Cette page n’a pas encore été corrigée


— Lorsque l’un d’eux m’eut signalé, me voyant perdu, je me suis élancé par-dessus une clôture en planches qui entourait une maison en construction, au coin de la rue de Suresne, et je me demande à cette heure comment j’ai pu franchir, à mon âge, un pareil obstacle ; puis, j’ai gagné les terrains vagues de la Madeleine, entendant, ou peut-être croyant toujours entendre ces égorgeurs acharnés sur mes pas ; j’ai escaladé le petit mur de l’impasse Borel, puis j’ai enfin gagné la rue d’Anjou et votre maison, songeant que l’on ne viendrait pas me chercher ici, chez mon gendre, membre du conseil général de la commune. Pourvu, mon Dieu ! que je n’aie pas été suivi !!

— Il est à croire, mon père, que, dans le trouble de la frayeur, vous aurez cru que ces gens couraient après vous ; s’ils ont tenté de vous poursuivre, ils auront bientôt perdu vos traces.

— Il n’importe.
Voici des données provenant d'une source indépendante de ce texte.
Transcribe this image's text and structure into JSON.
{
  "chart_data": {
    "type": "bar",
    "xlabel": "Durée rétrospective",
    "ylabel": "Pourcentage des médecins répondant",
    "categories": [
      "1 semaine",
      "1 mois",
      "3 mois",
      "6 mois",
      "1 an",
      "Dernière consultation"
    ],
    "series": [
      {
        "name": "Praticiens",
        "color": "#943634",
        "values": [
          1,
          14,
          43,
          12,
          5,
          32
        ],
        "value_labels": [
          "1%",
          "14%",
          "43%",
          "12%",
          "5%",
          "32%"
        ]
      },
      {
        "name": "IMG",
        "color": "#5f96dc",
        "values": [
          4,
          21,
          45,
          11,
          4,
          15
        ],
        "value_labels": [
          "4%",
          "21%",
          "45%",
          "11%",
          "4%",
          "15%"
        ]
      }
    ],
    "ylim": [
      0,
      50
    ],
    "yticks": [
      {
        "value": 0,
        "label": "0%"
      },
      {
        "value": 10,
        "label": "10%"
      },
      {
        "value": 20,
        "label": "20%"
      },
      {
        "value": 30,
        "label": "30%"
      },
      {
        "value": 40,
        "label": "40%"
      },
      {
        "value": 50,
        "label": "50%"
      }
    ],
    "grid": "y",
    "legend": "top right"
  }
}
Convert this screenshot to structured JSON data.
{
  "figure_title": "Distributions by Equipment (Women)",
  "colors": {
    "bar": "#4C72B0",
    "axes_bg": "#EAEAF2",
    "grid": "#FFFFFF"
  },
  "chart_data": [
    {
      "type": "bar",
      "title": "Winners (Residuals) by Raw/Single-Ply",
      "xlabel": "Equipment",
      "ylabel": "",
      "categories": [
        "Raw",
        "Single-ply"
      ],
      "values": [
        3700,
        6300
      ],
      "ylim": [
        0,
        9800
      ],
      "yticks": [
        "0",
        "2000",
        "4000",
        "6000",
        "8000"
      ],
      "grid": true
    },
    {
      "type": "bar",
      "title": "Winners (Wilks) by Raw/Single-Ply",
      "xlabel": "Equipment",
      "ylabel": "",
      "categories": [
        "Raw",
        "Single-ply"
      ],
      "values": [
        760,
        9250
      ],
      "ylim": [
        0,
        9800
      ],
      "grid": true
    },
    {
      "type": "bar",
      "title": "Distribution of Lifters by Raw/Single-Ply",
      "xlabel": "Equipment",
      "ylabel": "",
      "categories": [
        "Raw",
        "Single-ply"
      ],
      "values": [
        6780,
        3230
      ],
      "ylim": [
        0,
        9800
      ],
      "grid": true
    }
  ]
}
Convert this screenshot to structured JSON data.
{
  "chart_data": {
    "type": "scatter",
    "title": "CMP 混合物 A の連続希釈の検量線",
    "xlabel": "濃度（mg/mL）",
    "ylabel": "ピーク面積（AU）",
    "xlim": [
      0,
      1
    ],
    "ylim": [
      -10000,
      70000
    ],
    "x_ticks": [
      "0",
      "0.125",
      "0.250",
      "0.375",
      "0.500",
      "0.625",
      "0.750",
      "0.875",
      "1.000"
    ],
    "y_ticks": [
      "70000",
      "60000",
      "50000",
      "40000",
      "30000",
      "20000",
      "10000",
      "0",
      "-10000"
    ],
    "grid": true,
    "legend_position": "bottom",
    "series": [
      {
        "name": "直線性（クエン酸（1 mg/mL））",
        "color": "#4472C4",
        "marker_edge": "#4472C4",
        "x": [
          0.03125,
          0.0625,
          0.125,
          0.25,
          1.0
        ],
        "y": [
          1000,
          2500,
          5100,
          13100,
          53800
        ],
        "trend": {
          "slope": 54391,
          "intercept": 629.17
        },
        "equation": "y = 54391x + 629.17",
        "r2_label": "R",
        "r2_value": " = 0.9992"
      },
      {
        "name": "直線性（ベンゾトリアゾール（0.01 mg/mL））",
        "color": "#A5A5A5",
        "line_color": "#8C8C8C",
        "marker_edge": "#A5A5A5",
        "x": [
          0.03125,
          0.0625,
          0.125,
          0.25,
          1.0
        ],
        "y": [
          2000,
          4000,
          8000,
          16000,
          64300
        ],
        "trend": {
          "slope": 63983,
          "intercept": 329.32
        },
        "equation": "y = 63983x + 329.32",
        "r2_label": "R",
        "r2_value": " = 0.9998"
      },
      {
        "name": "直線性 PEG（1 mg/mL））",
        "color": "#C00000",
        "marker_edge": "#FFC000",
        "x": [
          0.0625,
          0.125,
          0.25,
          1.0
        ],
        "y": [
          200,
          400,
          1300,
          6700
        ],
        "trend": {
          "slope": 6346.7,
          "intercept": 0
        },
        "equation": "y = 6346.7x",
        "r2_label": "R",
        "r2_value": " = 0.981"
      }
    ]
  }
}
Me voici un peu remis, et maintenant, je vous en conjure toutes deux, cachez-moi quelque part ; pour l’amour du ciel, cachez-moi !

— Que pouvez-vous craindre ici ?

— Ton mari doit me haïr, et…

— Jean, vous livrer, lorsque vous êtes venu, fugitif, vous confier à nous ! — reprend Charlotte avec un accent de reproche. — Ah ! mon père, une pareille crainte…
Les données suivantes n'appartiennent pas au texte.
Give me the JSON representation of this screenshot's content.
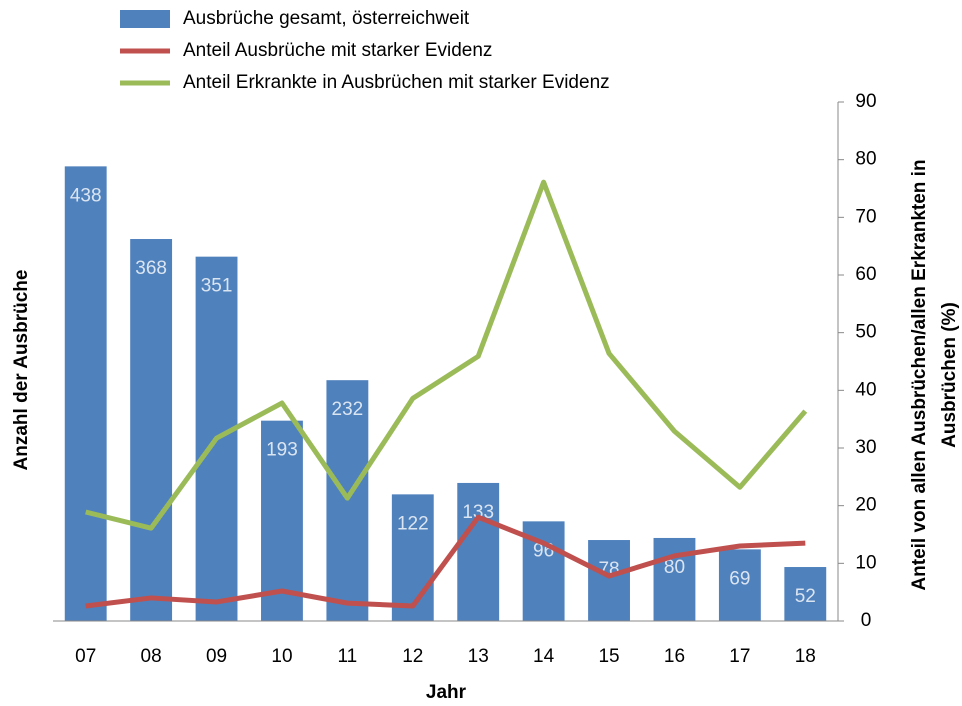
{
  "chart_data": {
    "type": "bar",
    "categories": [
      "07",
      "08",
      "09",
      "10",
      "11",
      "12",
      "13",
      "14",
      "15",
      "16",
      "17",
      "18"
    ],
    "series": [
      {
        "name": "Ausbrüche gesamt, österreichweit",
        "type": "bar",
        "color": "#4f81bd",
        "axis": "y",
        "values": [
          438,
          368,
          351,
          193,
          232,
          122,
          133,
          96,
          78,
          80,
          69,
          52
        ]
      },
      {
        "name": "Anteil Ausbrüche mit starker Evidenz",
        "type": "line",
        "color": "#c0504d",
        "axis": "y2",
        "values": [
          2.6,
          4,
          3.3,
          5.2,
          3.1,
          2.6,
          18,
          13.5,
          7.8,
          11.3,
          13,
          13.5
        ]
      },
      {
        "name": "Anteil Erkrankte in Ausbrüchen mit starker Evidenz",
        "type": "line",
        "color": "#9bbb59",
        "axis": "y2",
        "values": [
          18.9,
          16.1,
          31.7,
          37.8,
          21.3,
          38.6,
          45.9,
          76.1,
          46.4,
          32.9,
          23.2,
          36.4
        ]
      }
    ],
    "xlabel": "Jahr",
    "ylabel": "Anzahl der Ausbrüche",
    "y2label": [
      "Anteil von allen Ausbrüchen/allen Erkrankten in",
      "Ausbrüchen (%)"
    ],
    "ylim": [
      0,
      500
    ],
    "y2lim": [
      0,
      90
    ],
    "y2ticks": [
      0,
      10,
      20,
      30,
      40,
      50,
      60,
      70,
      80,
      90
    ]
  }
}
— Non, non, je connais la générosité de ton mari ; mais s’il n’est pas seul ? s’il rentre ici accompagné de quelque membre du conseil général ? je serai reconnu, arrêté, guillotiné…

— Encore une fois, mon père, Jean ne souffrirait pas que, réfugié chez lui, vous fussiez livré.

— Mon Dieu ! mon Dieu ! mais qu’est-ce que cela vous fait de me cacher quelque part ? — s’écrie l’avocat d’une voix suppliante et déchirante ; — soit dans la cave, soit dans le grenier de la maison, jusqu’à ce que vous ayez pu instruire ton mari de ma présence ici ; car je te répète qu’il peut rentrer d’un moment à l’autre, et s’il n’est pas seul, je suis perdu, livré, guillotiné !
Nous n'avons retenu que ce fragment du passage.